I made sure we got court 8, the farthest one from the clubhouse. Ed picked up on it right away.
“You don’t want to be seen with a couple of slouches, do you?”
He was right. I could tell by the swings they’d taken in the yard that neither of them had any form. I probably told myself I was protecting them from ridicule, but I was protecting myself. I could already hear my tennis teacher telling me how bad it was for my game to play people like that. Fortunately the court next to us was empty and the wild lobs they hit at first did not bother anyone else’s game. I was disappointed by their lack of skill. After living with them for five days I had convinced myself they could do anything. They looked like buffoons, especially Ed in his black socks, who was clearly athletic and could reach everything, but once he got there he flung his body along with his racket at the ball with very little success. I didn’t understand why they couldn’t easily imitate my stroke, which I showed them again and again. After rallying for a while, Ed moved over to Grant’s side and they challenged me to a set. I suggested a little more practice was in order but they insisted. I spun my racket, they called up, it was down, and I served.
I decided to crush them. I lifted that first toss and decided to shred them to pieces. I had never had that feeling on the tennis court before, the raw desire to win. I was a competent player, but I had more runner-up trophies than anything else. I determined that I would not let them win one point off me. Because suddenly I found I resented my awe of them, my infatuation with them both, and the dread that had already lodged itself in my chest of their leaving in the middle of August. I wanted somehow to even the scales a bit, to show them that I was worth something, too, that I had something to teach them, something for them to be in awe of.
My first serve was low and fast. Ed returned it with a punch, as if it were a volley, and I expected it to die in the net but it went over and I couldn’t reach it in time. That was the only point, I coached myself, they were ever going to get off me.
I served to Grant. He spun around and whiffed it. Tossed a high one to Ed who backed up then rushed forward but reached it and knocked it over nicely, right to me.
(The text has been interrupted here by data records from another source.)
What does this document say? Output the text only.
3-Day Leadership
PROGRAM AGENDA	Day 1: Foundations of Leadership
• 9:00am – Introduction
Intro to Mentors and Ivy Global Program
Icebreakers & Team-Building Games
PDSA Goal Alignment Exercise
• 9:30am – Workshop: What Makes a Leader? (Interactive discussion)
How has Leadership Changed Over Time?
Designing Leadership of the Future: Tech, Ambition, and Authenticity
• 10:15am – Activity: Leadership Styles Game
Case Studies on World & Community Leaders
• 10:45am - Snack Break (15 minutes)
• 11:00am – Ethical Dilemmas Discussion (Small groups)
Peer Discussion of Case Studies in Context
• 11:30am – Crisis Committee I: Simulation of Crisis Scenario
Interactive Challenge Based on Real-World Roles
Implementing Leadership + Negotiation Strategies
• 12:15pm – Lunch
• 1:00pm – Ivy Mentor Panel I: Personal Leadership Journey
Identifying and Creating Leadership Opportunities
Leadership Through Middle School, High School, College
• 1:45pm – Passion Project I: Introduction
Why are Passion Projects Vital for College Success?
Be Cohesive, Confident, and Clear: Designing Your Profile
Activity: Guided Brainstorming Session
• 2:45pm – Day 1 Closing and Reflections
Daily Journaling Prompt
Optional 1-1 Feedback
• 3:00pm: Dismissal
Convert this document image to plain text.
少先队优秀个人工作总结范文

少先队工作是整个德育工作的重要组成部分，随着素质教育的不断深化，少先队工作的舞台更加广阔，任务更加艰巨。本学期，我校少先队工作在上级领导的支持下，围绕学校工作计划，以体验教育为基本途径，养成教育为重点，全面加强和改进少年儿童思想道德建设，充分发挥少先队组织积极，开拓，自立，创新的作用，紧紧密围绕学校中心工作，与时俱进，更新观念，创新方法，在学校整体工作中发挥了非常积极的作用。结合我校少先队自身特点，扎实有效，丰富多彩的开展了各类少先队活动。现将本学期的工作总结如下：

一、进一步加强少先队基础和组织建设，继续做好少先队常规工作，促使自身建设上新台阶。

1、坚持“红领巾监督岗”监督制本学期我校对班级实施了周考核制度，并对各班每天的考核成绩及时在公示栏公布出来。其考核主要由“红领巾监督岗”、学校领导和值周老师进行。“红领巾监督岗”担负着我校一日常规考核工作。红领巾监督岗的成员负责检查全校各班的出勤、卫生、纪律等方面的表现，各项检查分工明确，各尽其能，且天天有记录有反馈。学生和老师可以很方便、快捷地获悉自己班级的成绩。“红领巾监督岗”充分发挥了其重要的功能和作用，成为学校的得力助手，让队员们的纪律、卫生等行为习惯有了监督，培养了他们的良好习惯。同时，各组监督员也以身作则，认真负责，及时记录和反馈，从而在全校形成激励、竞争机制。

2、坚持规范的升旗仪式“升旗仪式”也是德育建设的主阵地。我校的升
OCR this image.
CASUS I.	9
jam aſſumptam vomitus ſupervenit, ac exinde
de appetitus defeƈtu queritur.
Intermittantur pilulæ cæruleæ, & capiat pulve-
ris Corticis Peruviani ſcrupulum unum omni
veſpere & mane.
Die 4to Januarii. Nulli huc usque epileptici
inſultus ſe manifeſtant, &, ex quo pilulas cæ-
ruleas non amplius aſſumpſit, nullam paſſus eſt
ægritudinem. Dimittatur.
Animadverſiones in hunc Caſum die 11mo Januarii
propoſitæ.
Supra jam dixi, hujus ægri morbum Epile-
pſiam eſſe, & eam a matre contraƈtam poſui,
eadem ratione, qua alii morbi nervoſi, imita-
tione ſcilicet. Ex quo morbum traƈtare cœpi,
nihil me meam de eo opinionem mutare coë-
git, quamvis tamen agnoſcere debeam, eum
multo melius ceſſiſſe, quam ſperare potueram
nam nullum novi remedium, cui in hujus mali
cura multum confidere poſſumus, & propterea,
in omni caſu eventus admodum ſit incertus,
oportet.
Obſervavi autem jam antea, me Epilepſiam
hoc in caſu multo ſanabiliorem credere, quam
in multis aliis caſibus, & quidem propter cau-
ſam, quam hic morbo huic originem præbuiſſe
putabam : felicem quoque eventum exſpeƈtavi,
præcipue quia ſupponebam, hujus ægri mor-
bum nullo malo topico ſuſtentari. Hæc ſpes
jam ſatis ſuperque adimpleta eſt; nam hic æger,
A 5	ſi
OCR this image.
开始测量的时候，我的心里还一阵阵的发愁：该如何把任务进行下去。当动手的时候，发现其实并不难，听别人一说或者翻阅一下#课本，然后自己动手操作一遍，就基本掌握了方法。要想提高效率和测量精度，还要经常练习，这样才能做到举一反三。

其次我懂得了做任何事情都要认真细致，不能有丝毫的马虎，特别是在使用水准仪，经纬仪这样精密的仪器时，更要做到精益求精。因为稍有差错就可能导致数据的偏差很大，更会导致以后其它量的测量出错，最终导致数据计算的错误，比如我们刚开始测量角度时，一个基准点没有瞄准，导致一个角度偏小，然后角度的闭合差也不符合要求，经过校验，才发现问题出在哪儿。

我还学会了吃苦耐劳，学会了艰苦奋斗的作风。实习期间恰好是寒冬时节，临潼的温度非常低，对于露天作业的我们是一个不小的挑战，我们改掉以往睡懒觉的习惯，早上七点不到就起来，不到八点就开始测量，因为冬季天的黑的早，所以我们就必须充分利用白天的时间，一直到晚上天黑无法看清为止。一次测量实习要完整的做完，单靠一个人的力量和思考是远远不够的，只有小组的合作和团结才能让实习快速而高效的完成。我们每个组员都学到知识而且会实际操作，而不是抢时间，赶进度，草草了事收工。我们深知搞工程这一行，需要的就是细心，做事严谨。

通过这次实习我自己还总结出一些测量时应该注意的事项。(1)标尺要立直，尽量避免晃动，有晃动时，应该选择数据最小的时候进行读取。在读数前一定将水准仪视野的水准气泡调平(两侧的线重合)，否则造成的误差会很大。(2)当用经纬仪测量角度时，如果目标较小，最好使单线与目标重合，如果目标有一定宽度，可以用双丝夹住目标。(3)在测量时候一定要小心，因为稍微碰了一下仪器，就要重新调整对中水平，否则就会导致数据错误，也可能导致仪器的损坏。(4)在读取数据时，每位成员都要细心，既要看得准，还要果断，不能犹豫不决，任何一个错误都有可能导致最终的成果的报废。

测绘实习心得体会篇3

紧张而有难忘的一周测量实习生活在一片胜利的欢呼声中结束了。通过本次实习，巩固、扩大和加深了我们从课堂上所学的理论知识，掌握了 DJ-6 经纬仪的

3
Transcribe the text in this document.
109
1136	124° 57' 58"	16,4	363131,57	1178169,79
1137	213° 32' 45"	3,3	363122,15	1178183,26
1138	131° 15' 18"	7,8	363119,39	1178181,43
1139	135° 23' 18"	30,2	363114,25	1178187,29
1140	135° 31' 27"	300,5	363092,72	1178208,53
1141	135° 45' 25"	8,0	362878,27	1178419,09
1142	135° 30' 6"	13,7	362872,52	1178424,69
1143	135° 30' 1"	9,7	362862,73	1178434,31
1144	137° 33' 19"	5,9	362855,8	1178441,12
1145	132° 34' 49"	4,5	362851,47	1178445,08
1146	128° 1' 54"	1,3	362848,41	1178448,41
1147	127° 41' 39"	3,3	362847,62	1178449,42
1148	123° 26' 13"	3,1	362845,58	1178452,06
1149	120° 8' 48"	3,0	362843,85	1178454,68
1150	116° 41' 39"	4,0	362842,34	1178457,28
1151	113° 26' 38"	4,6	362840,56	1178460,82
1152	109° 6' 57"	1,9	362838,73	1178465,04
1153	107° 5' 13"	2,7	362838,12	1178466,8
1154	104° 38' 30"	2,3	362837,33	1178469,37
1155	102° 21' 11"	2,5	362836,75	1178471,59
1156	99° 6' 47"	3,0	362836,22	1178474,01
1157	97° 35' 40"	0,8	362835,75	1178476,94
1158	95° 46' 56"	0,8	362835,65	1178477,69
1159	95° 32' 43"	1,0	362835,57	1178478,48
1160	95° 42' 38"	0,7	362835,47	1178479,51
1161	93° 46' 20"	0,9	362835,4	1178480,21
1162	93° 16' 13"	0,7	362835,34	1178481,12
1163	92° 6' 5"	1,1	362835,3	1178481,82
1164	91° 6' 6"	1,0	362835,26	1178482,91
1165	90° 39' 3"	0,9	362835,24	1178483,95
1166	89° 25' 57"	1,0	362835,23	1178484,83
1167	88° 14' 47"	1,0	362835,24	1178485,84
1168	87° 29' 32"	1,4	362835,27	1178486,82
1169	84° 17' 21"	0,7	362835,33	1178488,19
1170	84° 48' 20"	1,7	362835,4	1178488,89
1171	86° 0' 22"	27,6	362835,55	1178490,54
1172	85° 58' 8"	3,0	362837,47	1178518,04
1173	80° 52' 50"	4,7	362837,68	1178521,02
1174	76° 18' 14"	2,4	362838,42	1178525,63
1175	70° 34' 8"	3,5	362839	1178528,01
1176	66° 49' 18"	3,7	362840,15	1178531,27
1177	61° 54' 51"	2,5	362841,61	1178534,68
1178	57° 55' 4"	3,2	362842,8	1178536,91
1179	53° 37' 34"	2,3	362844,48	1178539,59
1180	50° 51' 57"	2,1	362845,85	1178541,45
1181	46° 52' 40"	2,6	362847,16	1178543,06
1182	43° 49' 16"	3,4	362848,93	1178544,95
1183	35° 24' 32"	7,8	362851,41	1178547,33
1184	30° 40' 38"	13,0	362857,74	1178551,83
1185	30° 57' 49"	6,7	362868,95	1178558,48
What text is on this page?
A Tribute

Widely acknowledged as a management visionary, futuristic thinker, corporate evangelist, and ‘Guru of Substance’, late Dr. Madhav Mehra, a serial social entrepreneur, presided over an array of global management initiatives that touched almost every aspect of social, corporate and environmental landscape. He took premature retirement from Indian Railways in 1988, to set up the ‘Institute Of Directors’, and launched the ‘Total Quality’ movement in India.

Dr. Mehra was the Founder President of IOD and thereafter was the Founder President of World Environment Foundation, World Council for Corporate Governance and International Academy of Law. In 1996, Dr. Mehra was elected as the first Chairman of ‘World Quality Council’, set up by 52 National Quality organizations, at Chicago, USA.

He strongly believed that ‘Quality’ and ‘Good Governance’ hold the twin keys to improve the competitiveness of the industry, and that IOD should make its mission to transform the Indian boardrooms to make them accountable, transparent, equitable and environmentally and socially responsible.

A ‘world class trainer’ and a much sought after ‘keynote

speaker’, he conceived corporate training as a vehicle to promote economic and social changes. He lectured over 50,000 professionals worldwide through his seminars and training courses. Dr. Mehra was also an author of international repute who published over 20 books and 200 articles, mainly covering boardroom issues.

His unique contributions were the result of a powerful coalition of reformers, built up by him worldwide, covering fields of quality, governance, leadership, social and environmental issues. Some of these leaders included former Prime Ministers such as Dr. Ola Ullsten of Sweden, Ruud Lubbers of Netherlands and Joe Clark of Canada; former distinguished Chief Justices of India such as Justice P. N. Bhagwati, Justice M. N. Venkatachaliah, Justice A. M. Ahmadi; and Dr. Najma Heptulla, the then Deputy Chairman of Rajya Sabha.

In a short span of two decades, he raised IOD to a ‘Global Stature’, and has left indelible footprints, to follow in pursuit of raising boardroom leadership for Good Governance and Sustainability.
I smashed it back but Grant stuck his racket out, it came back at me, and I hit it crosscourt to Ed’s alley, but he was there and gave me a lob, which I smacked at his toes and watched it sail far up as he scrambled back, not backward as I had been taught, with little steps, but sprinting to the back of the court and reaching it and slicing it at just the right angle to my back corner. I hadn’t been ready to run and it flashed past me, ticking the tape. Ed let out a victorious bellow. I could feel the heads down the row of courts swivel toward us. We had all taken to grunts and groans and hollers. They got better and I got worse and I slowly relinquished all hopes of a shutout and just tried to scratch out a humble win.
In the end they beat me 6–4. I threw my racquet at the fence and stalked off. I knew what this looked like; it was the kind of behavior that was abhorrent to my parents. Any anger was dealt with swiftly and severely, quarantined immediately, allowed no audience. I expected Grant and Ed to react similarly, to urge me home that instant, remove me from this public place because people were watching. People on the clubhouse veranda, people walking to their cars, people on the courts, and even people on the putting green could hear me swearing and kicking tires in the parking lot. I was surprised by it myself, the anger that came pouring out all because a couple of hacks had beaten me at tennis. But they just sat on the little strip of grass beyond the court with the three racquets zipped back up in the cases and the balls back in the can. After a while I had nothing left in me and they came to where I was by a maple tree near the entrance to the club and we started walking home.